Question: A stone is dropped from a height, h. It hits the ground with a certain momentum P. If the same stone...

Question

A stone is dropped from a height, h. It hits the ground with a certain momentum P. If the same stone is dropped from a height 100% more than the previous height, the momentum when it hits the ground will change by
A. $68 %$
B. $41 %$
C. $200 %$
D. $100 %$

Answer 1

Solution

Since, the stone is dropped its initial velocity is zero. The height through which it had fallen is given. It hits the ground with momentum p. We know momentum is given by p=mv, so we need to find the final velocity it has just before coming to rest. We can make use of the law of conservation of energy to find the velocity.

Formula used:
We will make use of the law of conservation of energy. Kinetic energy is given by $\dfrac{m{{v}^{2}}}{2}$ where $m$ is the mass of the body and $v$ is its velocity. The potential energy is given by $mgh$ , where $h$ is the height measured from the surface of the earth.

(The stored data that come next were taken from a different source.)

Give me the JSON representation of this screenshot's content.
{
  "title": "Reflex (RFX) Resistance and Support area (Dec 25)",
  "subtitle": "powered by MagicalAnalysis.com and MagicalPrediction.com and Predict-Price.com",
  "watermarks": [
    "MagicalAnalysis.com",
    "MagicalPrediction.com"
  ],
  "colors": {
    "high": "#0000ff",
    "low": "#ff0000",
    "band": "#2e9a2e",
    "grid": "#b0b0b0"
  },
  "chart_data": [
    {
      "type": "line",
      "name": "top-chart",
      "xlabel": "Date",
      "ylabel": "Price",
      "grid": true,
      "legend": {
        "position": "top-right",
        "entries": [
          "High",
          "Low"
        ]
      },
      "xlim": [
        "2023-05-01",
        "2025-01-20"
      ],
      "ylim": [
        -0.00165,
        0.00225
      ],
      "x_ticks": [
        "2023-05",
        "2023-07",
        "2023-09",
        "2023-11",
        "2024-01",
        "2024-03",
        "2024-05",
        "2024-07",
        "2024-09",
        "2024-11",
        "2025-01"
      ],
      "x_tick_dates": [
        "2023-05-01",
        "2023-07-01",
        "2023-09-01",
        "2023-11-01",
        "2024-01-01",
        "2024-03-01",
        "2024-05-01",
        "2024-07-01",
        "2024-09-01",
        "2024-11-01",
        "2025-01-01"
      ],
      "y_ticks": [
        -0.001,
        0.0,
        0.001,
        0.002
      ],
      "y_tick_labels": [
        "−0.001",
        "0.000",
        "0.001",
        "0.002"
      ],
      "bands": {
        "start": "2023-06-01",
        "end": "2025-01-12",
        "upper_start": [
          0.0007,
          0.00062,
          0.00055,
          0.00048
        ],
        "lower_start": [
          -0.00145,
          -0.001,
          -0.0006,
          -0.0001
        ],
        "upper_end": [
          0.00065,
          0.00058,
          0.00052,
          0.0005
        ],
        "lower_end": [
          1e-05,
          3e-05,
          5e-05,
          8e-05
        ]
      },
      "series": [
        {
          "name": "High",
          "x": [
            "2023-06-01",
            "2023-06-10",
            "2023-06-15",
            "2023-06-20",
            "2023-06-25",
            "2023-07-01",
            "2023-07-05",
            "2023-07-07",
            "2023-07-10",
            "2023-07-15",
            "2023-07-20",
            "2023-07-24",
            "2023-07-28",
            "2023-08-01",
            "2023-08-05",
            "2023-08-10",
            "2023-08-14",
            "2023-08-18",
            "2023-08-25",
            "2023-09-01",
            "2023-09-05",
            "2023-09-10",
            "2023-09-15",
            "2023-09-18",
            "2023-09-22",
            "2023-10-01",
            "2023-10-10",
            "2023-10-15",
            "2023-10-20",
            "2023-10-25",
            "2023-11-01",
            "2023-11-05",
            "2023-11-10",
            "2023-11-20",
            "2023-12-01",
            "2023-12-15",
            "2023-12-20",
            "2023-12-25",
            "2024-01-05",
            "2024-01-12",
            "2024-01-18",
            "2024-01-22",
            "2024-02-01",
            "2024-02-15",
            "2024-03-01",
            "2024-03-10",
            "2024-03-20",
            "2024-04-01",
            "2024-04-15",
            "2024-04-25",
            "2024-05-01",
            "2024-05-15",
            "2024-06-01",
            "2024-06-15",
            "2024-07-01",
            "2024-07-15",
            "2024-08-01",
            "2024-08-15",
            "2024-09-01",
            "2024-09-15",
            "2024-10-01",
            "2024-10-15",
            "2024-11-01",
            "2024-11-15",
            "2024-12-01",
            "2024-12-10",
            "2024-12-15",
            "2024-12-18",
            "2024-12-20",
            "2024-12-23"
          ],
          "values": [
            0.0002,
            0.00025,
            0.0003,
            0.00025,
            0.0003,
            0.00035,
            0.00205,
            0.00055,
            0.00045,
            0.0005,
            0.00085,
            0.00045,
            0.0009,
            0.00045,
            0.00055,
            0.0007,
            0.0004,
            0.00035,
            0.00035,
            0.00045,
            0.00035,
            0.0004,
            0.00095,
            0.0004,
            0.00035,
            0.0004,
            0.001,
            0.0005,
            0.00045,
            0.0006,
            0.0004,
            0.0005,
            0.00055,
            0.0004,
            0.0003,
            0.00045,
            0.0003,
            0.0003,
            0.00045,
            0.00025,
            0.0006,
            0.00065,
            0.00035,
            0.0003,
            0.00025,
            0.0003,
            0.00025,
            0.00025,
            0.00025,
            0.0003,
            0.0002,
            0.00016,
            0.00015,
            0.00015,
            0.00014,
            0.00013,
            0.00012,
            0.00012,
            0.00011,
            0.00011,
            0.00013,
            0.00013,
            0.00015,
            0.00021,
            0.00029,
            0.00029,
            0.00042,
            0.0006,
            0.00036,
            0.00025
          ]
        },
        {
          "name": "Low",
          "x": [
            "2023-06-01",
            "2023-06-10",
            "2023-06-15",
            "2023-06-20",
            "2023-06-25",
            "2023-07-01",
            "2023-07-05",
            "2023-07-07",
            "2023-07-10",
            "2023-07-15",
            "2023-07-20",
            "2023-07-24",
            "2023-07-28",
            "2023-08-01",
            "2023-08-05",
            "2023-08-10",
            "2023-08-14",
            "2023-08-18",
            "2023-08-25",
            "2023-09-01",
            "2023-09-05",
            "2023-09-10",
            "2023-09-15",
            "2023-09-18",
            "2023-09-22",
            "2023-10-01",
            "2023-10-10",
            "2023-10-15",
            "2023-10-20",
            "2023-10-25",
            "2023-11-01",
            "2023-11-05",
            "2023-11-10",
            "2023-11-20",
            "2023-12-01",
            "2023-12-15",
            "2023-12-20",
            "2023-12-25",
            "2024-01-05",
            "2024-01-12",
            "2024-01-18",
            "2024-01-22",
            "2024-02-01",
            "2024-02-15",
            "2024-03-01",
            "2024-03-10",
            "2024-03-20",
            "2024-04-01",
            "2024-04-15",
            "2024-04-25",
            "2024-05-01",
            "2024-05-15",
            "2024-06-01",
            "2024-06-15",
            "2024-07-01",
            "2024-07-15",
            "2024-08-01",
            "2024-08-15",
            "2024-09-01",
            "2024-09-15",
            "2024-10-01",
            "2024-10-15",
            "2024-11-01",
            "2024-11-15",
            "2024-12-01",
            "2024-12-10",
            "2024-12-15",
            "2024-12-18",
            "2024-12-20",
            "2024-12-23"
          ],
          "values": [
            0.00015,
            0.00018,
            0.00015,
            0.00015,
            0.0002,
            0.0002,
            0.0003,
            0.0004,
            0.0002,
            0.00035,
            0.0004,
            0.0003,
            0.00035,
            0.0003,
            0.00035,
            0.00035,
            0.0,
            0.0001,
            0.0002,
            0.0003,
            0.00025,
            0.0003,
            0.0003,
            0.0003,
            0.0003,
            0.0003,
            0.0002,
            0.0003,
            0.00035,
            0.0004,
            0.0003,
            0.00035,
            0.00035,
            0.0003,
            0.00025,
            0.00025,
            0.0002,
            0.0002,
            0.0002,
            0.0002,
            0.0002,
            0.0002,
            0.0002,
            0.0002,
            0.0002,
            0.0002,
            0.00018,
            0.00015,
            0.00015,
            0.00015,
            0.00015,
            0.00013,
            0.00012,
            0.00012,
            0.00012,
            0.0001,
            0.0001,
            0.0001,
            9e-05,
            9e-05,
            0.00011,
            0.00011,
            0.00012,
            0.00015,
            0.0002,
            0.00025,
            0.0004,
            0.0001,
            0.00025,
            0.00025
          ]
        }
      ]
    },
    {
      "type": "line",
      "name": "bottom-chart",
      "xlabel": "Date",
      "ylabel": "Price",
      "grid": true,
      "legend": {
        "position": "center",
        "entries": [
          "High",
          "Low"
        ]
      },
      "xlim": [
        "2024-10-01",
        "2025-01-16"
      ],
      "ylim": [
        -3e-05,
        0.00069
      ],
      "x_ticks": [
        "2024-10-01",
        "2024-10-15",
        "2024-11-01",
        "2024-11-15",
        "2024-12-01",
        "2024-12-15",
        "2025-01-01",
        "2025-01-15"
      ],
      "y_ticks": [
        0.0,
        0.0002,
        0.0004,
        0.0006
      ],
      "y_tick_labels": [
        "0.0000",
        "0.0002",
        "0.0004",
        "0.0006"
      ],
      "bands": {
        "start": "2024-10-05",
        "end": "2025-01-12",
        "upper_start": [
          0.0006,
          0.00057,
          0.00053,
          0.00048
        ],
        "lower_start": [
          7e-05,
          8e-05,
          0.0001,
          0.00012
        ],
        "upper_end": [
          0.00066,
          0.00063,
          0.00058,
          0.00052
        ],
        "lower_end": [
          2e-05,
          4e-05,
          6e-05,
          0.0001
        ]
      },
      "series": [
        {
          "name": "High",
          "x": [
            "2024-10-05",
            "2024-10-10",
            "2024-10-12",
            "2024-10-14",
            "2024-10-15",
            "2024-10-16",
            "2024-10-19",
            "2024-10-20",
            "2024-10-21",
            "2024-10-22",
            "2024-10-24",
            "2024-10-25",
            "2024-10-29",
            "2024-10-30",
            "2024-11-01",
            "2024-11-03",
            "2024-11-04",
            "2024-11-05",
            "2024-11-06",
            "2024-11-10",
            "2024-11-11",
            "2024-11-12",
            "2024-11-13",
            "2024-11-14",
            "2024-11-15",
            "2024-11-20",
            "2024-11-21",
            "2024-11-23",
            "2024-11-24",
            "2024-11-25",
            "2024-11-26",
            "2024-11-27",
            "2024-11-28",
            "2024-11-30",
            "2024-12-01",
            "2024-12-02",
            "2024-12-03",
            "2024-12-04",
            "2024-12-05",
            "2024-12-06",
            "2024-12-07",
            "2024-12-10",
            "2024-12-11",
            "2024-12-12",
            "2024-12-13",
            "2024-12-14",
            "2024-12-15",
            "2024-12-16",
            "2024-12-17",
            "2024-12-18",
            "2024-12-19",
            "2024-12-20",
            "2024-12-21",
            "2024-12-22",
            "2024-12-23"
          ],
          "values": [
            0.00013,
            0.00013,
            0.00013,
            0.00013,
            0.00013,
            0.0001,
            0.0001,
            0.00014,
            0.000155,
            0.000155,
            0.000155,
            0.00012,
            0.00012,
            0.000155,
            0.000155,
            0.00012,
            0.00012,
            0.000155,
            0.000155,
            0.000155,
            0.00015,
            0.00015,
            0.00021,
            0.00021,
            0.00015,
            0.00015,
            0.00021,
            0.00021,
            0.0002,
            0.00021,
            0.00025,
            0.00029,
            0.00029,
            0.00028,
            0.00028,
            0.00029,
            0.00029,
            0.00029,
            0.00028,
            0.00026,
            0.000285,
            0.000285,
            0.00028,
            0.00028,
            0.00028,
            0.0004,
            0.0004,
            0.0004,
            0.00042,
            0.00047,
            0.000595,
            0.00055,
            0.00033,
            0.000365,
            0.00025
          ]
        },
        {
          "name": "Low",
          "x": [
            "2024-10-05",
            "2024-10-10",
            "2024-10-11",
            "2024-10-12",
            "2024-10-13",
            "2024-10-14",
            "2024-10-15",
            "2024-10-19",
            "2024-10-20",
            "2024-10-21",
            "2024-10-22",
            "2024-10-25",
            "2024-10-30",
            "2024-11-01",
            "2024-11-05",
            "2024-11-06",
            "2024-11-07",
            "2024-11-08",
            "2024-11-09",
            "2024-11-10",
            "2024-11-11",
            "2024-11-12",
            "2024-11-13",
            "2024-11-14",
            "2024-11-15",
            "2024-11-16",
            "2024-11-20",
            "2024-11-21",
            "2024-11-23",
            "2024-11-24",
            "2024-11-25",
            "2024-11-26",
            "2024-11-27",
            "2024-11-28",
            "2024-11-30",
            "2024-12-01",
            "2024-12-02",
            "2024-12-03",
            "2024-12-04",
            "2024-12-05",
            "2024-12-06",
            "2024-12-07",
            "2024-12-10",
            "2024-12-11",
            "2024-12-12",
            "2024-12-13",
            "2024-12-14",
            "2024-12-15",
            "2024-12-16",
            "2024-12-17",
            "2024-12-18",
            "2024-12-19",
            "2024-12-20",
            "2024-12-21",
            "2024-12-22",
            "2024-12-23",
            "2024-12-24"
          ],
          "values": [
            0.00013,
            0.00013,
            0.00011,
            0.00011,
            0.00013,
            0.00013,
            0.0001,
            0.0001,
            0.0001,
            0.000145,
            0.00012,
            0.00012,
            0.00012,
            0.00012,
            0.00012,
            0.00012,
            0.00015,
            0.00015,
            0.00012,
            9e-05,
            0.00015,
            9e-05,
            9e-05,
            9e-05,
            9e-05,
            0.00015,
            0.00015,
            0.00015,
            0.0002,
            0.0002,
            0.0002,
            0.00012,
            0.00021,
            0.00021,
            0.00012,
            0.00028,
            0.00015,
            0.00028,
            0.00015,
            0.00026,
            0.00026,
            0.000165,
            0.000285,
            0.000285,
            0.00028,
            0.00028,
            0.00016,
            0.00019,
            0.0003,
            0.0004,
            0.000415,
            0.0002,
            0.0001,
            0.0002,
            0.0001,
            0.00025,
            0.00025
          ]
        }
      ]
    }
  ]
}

Complete step by step answer:
Using law of conservation of energy:
$mgh=\dfrac{m{{v}^{2}}}{2} \\\ \Rightarrow gh=\dfrac{{{v}^{2}}}{2} \\\$
$\therefore v=\sqrt{2gh}$ -- (1)
So, momentum,
$p=mv \\\ \Rightarrow p=m\sqrt{2gh} \\\$
Now in the second case, the same stone is dropped from a height 100% more than the previous height, so the new height is 2h.
Using eq (1)
$v'=\sqrt{2gh'} \\\ \Rightarrow v'=\sqrt{4gh}$
New momentum, $p'=mv'$
$\Rightarrow p'=m\sqrt{4gh}$
$\therefore p'=\sqrt{2}p$ --(2)

Now percentage change in the momentum is given by:
$\dfrac{p'-p}{p}\times 100$
$\Rightarrow \dfrac{\sqrt{2}p-p}{p}\times 100 \\\ \Rightarrow \dfrac{p(\sqrt{2}-1)}{p}\times 100 \\\ \Rightarrow (\sqrt{2}-1)\times 100 \\\ \Rightarrow (1.414-1)\times 100 \\\ \Rightarrow 0.414\times 100 \\\ \therefore 41\%$

So, the correct option is B.

Note: In this problem we have made use of the law of conservation of energy to find out the velocity at the impact. In the next part the height is just doubled and so we have put the new height in place of old to find out the new velocity. We have calculated the old and the new momentum and to find the percentage error we have to take the ratio of the change and divide it by the original quantity.